Eclairant les amoureux

Qui sortent de chez vous bien honteux.

Une fille du veilloir :Je vous vends nos chandeliers d'argent

Qui sont sur la porte de devant, 

Eclairant les amoureux

Qui sortent d'ici bien heureux.

La voix déguisée dehors :Je vous vends les quatre quarts de mon jardin.

Dans le premier : un romarin,

Je voudrais demander vot' main.

Dans le deuxième, une rose,

Je demanderais bien, mais je n'ose.

Dans le troisième : un laurier,

Je vous embrasserais, mais n'oserais.

Dans le quatrième : un citron,

Hélas, il défend aux filles d'embrasser les garçons.

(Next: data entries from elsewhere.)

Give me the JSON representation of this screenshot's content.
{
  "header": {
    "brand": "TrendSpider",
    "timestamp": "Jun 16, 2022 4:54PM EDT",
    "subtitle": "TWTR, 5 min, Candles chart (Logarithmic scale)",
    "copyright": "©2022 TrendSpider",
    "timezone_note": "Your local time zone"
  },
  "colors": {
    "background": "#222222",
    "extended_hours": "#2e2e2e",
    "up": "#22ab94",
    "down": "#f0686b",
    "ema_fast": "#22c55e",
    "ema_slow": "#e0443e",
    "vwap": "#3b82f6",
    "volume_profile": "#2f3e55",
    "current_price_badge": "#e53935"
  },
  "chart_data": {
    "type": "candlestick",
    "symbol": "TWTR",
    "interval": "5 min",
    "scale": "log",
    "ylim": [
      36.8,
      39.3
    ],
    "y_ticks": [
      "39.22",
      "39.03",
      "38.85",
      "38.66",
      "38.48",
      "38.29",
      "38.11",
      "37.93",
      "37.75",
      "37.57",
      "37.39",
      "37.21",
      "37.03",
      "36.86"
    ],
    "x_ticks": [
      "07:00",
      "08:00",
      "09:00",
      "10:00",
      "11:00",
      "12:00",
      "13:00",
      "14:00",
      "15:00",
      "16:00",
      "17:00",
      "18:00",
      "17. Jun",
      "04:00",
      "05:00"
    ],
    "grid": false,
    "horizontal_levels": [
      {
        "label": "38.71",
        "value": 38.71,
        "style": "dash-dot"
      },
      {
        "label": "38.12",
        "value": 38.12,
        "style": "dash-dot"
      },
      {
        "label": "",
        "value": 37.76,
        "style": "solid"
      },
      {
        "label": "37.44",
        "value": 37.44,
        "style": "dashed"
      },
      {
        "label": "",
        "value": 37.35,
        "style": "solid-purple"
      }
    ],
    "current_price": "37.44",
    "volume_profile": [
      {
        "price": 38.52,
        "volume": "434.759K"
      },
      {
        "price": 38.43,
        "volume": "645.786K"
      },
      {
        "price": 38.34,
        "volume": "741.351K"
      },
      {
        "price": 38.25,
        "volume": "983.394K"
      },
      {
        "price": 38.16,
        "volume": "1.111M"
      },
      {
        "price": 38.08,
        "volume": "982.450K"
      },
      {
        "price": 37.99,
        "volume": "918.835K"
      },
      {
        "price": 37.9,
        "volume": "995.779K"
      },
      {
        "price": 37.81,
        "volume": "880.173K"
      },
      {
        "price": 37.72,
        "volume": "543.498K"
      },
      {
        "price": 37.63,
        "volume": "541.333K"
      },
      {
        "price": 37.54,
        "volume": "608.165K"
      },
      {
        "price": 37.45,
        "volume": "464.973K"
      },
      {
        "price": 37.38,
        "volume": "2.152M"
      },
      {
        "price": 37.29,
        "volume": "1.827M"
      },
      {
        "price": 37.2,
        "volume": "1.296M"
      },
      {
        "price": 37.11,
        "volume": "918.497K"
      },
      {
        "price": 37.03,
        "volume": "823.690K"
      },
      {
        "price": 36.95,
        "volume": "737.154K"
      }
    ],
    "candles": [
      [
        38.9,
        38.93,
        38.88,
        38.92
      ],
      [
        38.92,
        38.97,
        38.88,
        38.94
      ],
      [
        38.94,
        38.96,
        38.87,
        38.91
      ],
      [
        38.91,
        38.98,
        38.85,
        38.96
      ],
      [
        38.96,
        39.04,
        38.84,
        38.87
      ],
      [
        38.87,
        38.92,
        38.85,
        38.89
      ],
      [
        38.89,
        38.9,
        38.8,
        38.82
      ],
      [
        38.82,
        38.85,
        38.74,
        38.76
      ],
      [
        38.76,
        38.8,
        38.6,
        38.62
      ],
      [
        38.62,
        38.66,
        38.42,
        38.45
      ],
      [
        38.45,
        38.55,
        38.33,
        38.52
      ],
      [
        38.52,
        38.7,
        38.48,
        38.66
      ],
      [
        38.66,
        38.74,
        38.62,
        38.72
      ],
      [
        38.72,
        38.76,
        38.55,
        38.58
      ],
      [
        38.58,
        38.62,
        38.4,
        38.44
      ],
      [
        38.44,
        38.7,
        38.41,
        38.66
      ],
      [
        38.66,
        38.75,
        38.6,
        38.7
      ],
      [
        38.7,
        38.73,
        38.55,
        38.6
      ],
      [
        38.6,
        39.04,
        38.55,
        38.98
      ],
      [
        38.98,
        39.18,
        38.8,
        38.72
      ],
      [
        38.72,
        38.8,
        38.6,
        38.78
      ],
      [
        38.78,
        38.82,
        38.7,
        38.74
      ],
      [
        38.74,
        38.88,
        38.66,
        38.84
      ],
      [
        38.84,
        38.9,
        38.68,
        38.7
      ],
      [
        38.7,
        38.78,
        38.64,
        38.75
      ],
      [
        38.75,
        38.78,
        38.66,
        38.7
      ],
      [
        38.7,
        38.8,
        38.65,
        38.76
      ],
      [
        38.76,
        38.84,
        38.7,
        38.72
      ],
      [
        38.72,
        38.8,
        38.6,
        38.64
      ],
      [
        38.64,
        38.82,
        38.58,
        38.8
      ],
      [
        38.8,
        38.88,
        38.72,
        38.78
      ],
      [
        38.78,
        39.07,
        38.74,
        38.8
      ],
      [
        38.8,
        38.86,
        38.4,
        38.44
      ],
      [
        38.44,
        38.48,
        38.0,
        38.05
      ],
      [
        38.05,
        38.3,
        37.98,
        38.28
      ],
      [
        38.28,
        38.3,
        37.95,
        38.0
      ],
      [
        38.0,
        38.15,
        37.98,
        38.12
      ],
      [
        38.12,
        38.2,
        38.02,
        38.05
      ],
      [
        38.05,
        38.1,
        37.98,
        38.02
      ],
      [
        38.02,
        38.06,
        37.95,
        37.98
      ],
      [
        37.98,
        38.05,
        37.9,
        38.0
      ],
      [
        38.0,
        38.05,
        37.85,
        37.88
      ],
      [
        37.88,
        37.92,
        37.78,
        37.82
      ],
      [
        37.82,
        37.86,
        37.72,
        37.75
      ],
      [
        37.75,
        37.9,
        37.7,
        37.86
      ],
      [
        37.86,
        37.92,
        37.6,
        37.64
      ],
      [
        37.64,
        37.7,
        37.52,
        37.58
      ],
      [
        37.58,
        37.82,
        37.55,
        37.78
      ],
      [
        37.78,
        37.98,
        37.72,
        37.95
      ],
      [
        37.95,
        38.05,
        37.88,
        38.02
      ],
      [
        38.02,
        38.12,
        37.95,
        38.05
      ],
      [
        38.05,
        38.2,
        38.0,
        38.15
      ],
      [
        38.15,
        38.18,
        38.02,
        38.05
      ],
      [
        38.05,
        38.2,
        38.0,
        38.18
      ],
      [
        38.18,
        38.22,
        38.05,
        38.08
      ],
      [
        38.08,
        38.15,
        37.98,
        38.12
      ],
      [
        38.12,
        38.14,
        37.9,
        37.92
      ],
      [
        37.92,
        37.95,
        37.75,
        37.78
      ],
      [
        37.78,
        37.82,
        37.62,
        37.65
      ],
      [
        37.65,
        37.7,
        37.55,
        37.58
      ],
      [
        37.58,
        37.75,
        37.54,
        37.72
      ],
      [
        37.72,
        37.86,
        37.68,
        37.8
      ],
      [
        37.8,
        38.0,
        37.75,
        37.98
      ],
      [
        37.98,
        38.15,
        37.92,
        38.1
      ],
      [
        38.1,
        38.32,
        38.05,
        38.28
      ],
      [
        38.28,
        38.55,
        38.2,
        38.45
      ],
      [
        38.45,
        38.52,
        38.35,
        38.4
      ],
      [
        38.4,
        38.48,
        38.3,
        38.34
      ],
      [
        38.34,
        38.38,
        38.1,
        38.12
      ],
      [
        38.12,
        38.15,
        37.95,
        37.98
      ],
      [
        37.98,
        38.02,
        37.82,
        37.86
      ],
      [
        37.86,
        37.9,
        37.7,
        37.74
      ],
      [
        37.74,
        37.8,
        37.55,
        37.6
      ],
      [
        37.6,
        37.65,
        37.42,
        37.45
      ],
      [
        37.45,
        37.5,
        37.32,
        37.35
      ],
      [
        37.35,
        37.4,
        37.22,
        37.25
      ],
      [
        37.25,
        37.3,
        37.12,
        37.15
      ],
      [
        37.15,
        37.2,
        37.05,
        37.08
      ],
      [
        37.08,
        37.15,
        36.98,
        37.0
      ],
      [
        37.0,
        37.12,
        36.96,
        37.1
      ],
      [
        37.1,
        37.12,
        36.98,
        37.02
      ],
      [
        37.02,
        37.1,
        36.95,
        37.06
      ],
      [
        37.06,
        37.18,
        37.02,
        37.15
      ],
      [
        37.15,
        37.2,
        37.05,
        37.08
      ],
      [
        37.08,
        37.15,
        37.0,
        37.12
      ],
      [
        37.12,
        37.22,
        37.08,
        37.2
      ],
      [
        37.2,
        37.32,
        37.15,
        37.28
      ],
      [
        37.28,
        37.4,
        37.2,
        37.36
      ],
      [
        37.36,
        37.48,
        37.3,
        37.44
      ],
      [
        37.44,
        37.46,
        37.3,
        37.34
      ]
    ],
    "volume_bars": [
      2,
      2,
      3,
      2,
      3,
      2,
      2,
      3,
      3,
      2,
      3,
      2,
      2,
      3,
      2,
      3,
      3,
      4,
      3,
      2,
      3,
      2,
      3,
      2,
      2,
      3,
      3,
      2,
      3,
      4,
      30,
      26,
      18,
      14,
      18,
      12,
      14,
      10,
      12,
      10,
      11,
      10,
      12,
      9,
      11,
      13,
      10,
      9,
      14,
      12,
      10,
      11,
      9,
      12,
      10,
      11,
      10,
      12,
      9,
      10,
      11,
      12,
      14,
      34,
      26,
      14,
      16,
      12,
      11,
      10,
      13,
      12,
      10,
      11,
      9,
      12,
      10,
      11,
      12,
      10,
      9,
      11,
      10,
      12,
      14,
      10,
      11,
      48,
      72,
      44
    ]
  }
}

La jeune fille du veilloir : Je vous vends ma petite pochette

Qui est pleine de noisettes ;

Si vous êtes mon amoureux,

Nous les casserons tous les deux ;

Mais comme vous ne m'êtes rien,

Vous les casserez à la queue de not' chien.

La voix du dehors fichée :Je vous vends les quatre pieds de not' table :

Montez dessus et allez au diable.

Une voix de fille, dehors,ton sec : D'un Je vous vends notre cuiller à pot,

Que le diable vous casse les os,

Les petits et les gros,

Pour en faire des manches à couteau,

Pour vous écorcher la peau.

Un homme du veilloir, narquois : Dites-moi, coureuse de gouttières,

De quelle couleur sont vos jarretières ?

La jeune fille dehors, avec aplomb : Elles sont d'une et d'autre.

Mes amours ne sont pas les vôtres.

L'homme du veilloir : Je vous vends la lanterne d'argent,

Qui tourne à tous les vents, Le rossignol est dedans.

Il vous dit « Daillez, Daillez »,

Demoiselles à marier ;

Quand vous aurez enfants à remmailloter,

IIl ne sera plus temps d'aller dailler.

La jeune fille du dehors : Je vous vends le bord de ma cotte,

Mais ne me croyez pas si sotte.

De me lever si matin

Pour dailler avec des gens qui ne savent rien.

Une voix d'homme dehors : Je vous vends ci, je vous vends ça,

De la mélasse entre deux plats ; 

Si vous avez peur qu'on y touche, 

Mettez-là dans votre bouche ; 

Si vous avez peur qu'on la rentre, 

Mettez-là dans votre ventre.

L'homme du veilloir : Je vous vends mon armoire,

Pleine de liqueurs à boire, 

La clef est perdue d'hier : 

Buvez à mon derrière.

Tous dehors :Bonsoir ! Vot' derrière, prenez-le à poignée!

Et allez le porter au marché.

  Le père Colnard furieux se lève et sort, mais, dehors, tous les dailleurs se sauvent comme une bande de moineaux.